Мы жили в одном районе, но пока еще не знали друг друга. Иногда заходили в одни и те же магазины за продуктами - когда не удавалось купить то, что нужно, в ближайшем. В молочный на Почтамтской, в овощной на Подбельского.
У меня самым близким был продуктовый наискосок от нашей арки, за пышечной: я жил тогда на Галерной. Правда, она называлась в то время Красной, но все понимали, что прежнее название было верным: как-никак, а улица связывала Старую Адмиралтейскую Верфь с Новой, да и что в ней было особенно красного?
Это разделяло. Одни держались за старые названия, чувствуя в них если не опору - опора давно уже ушла из-под ног, и жизнь переменилась до неузнаваемости - видя если не опору, то хотя бы свидетельство минувшей молодости. Другие, напротив, не понимали, к чему цепляться за старое, и все, что говорило о прошлой жизни, воспринимали враждебно - будто им напоминали, что появились они здесь недавно и живут тут без корней, без памяти о прошлом своего Города.
Иногда это противостояние, почти незаметное, проявлялось даже в выборе названий самых привычных продуктов.
- Французские булочки у Вас свежие? - спрашивал я немолодую уже продавщицу Филипповской булочной и слышал в ответ:
- ГОРОДСКИЕ? У НАС ВСЕ СВЕЖЕЕ!
Я шел к кассе, выбивал чек на 16 копеек и возвращался к прилавку:
- Дайте, пожалуйста, две французские.
- ВОТ ВАМ ВАШИ ГОРОДСКИЕ!
Но до Филипповской булочной я доходил редко, во время прогулок - сначала вдоль Мойки к Новой Голландии, потом по набережной Крюкова канала к любимой колокольне Никольского собора.

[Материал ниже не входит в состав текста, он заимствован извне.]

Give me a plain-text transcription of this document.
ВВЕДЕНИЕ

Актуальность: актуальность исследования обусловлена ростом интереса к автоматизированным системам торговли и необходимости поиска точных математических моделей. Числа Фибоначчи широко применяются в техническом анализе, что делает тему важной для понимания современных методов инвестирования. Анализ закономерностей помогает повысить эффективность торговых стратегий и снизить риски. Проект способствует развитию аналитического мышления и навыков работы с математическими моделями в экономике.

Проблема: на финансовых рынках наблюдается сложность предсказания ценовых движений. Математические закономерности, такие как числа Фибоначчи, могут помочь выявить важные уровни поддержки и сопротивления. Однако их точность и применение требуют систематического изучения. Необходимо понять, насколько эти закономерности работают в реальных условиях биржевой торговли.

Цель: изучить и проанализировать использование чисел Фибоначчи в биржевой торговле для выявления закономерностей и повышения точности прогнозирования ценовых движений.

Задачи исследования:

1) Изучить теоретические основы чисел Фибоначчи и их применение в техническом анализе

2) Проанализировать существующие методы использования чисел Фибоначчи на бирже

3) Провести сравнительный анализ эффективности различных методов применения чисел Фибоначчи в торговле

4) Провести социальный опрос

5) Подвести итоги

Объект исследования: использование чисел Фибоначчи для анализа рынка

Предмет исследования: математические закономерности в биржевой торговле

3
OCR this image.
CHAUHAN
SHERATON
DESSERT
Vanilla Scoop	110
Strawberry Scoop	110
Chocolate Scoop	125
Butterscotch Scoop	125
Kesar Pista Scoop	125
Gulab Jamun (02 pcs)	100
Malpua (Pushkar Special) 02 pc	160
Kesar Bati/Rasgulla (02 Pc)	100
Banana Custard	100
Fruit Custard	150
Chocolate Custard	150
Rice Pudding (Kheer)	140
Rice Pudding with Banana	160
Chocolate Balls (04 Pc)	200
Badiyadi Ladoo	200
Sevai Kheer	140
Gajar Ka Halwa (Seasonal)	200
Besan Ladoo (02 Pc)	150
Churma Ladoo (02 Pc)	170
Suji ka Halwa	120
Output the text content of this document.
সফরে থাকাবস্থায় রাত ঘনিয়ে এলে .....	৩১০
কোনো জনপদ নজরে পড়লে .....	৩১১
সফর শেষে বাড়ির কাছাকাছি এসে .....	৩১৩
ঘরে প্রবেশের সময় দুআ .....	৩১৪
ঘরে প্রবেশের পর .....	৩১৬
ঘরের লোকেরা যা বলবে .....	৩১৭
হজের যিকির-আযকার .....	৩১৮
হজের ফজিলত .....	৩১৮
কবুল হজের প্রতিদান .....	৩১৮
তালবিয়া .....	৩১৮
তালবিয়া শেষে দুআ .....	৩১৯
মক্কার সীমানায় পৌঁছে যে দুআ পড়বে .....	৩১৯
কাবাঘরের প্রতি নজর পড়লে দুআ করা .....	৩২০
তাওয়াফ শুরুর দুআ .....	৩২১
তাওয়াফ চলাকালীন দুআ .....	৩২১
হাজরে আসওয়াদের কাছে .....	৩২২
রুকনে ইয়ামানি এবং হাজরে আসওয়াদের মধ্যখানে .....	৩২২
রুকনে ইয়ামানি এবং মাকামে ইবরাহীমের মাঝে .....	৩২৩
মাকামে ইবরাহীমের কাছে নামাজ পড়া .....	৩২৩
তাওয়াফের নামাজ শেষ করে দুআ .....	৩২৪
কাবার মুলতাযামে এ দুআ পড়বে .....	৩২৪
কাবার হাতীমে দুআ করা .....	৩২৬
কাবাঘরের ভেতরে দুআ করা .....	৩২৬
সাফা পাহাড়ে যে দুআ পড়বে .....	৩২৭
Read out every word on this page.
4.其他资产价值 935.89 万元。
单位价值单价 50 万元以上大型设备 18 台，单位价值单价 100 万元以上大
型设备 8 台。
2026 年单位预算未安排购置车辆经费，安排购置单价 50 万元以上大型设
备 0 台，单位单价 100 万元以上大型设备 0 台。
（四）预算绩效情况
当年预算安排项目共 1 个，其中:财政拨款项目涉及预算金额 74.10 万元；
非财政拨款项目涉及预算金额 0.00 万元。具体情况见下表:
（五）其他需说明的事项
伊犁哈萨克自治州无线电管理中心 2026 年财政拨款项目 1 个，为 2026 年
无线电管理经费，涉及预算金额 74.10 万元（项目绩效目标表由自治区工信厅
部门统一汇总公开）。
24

На обратном пути я заглядывал в столовую Мариинского театра, ту, что находилась на втором этаже, со стороны Канала - попасть в нее можно было лишь отстояв длинную очередь на лестнице "черного входа" в театр. Или, если торопился, ел пироги в булочной на площади и возвращался домой через Поцелуев мост, мимо знаменитой Блоковской Аптеки.
Да - "... улица, фонарь, аптека...". Прошло уже не четверть века, столетие минуло, Офицерская превратилась в улицу Декабристов, но не только Канал, но и Аптека, и Фонарь остаются на своих местах. Не внушая даже особого почтения прохожим.
Помню, как приятель мой, большой проказник, любил смущать в этой аптеке молоденьких практиканток из медучилища, требуя показать ему известное резиновое изделие.
- Как Вы думаете, - не отпускал он несчастную девушку, теребя в руках пакетик, - эта продукция достаточно прочная? Хотя бы час эксплуатации выдержит? А других, с эффектом "стиральной доски" для усиления ощущения у Вас нет? - и продолжал, пока девушка, пунцовая, со слезами на глазах, не скрывалась в подсобке.
Тут, на Декабристов, мы слушали впервые Высоцкого: в ДК Пятилетки, в Любимовском спектакле "Антимиры". Он в черном трико сидел на полу с гитарой в руках и напевал - не свое, Вознесенского - "Оза, Роза ли, стервоза, к черту все метаморфозы! Жизнь прошла - а на фига?"
И действительно, почти вся жизнь прошла уже. Мы стояли на Декабристов, а на противоположной стороне улицы, на углу Мастерской, на фоне темно-серого фасада были видны еще - нет, не буквы, а более светлые, чем стена, следы букв от вывески: К У Л И Н А Р И Я.
"Мне было довольно того, что след
Гвоздя был виден вчера"...
Мы оба ходили сюда - я, переехав на Пряжку, а Марина - спустя четыре года, уже замужем, из общежития на Маклина, за Аларчиным мостом. Кулинария эта спасала нас в дни сессий, когда не то что готовить, а и есть не хватало времени.
Мы стояли, а напротив через улицу, через пропасть в полвека глядела на нас наша, почти нереальная, ушедшая безвозвратно, но все еще живая наша молодость. В конце концов - разве возраст имеет значение?
В Петербург мы вернулись в 90-м. И вскоре попали на выставку в Конногвардейском Манеже. Одна из картин просто завораживала: знакомый парапет, решетка, но вместо привычных Львов на нас смотрели Пес и Кот. Несомненно, это было про нас:
Не Львы, а Пес и Кот
У мостика сидят.
На ряд домов
Потерянно глядят.
Чуть-чуть печально смещены,
Чуть смущены и чуть смешны -
Ведь им по сорок, а не двадцать пять.